Bill - "Are they all bloodlusting barbarians?"
No. Just so far removed intellectually and spiritually from the truth that they no longer recognize it. I'm currently reading a book by Philip Yancey, first published in 1997 - What's So Amazing About Grace? isbn 9780310245650
I can recommend it ... over 400,000 copies have been sold. From the cover -
"Grace does not excuse wrong, says Yancey, but it treasures the wrongdoer. True grace is shocking, scandalous. It shakes our conventions with its insistence on getting close to evil and touching it with mercy and hope."

Posted by: peter | Feb 18, 2010 4:31:08 AM

peter --

1. Do you fully believe in the separation of church and state?

2. Why should the majority defer to a minority that makes so clear its contempt for them as moral and intellectual imbeciles?

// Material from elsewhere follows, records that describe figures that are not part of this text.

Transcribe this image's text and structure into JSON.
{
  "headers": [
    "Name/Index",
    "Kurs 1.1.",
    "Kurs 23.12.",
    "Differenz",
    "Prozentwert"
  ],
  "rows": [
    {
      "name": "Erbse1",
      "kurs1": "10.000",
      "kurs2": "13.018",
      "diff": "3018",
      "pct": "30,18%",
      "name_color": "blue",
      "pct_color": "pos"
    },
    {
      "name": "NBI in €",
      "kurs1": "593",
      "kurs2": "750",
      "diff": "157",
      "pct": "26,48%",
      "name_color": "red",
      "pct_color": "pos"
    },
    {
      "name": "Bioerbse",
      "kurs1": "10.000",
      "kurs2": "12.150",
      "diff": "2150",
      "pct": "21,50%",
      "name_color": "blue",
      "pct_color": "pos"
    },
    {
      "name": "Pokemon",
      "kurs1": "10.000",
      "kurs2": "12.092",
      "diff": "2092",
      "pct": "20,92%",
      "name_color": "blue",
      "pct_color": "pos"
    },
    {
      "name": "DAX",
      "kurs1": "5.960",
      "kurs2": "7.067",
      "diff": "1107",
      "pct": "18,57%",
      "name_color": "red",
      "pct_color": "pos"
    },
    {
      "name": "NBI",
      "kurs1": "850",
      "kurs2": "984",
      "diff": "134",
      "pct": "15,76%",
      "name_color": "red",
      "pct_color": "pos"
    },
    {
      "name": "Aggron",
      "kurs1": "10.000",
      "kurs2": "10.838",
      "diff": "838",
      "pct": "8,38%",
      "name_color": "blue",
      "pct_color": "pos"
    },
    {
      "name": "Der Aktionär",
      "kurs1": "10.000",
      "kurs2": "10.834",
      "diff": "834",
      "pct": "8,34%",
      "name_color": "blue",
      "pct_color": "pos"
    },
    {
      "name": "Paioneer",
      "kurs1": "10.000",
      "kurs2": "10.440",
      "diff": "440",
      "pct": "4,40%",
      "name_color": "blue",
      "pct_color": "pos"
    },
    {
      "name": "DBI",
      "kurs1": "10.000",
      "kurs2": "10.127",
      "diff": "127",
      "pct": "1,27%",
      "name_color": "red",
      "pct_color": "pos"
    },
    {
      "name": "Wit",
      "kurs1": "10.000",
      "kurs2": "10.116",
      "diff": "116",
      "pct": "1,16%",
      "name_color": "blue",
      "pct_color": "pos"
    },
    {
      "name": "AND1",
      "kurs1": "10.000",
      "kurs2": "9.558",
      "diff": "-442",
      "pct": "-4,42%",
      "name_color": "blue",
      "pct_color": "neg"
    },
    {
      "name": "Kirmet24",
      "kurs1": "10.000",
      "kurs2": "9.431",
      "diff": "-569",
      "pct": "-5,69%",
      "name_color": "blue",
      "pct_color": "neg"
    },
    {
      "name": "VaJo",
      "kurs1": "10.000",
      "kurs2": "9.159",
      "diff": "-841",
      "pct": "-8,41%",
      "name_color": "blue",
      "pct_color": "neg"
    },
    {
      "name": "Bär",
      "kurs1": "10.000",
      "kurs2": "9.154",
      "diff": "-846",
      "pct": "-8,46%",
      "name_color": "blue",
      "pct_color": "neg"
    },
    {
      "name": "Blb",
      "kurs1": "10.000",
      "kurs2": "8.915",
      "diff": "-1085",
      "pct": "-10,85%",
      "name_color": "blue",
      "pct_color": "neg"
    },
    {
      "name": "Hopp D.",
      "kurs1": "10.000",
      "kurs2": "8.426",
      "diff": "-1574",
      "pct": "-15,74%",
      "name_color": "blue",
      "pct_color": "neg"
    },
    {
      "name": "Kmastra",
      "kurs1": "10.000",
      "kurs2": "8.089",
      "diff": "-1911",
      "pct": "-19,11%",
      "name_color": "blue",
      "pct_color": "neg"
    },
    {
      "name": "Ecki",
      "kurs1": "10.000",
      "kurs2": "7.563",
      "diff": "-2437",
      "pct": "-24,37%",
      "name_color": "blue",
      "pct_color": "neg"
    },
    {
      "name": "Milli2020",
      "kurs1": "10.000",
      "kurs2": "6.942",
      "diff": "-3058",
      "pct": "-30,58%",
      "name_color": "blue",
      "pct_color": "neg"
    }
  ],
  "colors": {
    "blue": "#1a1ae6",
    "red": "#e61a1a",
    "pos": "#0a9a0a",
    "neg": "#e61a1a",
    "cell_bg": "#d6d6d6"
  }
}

Posted by: Bill Otis | Feb 18, 2010 10:59:31 PM

Bill-

1. Yes, I believe in the separation of church and state. However, I also believe that as the single most powerful agent of social brotherhood/sisterhood, the church and state each have a responsibility and accountability to one another to work together on the great social and moral issues of our age.
2. All the great social and humanitarian issues in history have evolved a solution that began with the voice of a minority – from the abolition of slavery, the vote of women, the right of universal education etc. The trigger has sometimes been the voice of one man (almost) alone.

The great Commandment “thou shalt not kill” applies to ALL MANKIND, excepting on the battlefield in self-defense or defense of the nation. There are no necessary or moral exceptions in civil life.

Posted by: peter | Feb 19, 2010 2:48:32 AM

peter --

One cannot simultaneously (1) fully support the separation of church and state and (2) insist that those two institutions have responsibility "and accountability" to one another. If the state is "accountable" to the church, it can hardly be independent of it.

The idea that "Thou Shalt Not Kill" has only the two exceptions you describe is, with all respect, conclusory, not analytical.

Posted by: Bill Otis | Feb 20, 2010 4:08:01 AM

Bill
The state can certainly be both responsible to and accountable to the Church (for matters pertaining to morality and humanity) whose membership, however loose, includes a vast body of the populace, including, so it is claimed, most politicians. The Church is the single largest body representing the spiritual and moral interests of society. To deny it influence and partnership is to deny accountability of the state to the social health and interests of society. If the state is to totally reject the guidance of the Church in such matters as can be commonly agreed within the plurality of the leadership of that body, then it sets itself up to be both in opposition to the Church and to the commitment of society to the moral values it espouses. That is a dangerous position indeed, and may already have resulted in the general decline of respect for moral values in society .... at what cost now and in the future?

Of course, if you reject the place and importance of the Church in society, and the relevance of its teachings, then you will indeed have no reference or reverence to the words Thou shalt Not Kill. That being so, you will select a personal meaning that best supports your political views, and one that has no reference to moral authority whatsoever. That being so, how are you to claim greater moral authority for your actions and views over the criminal?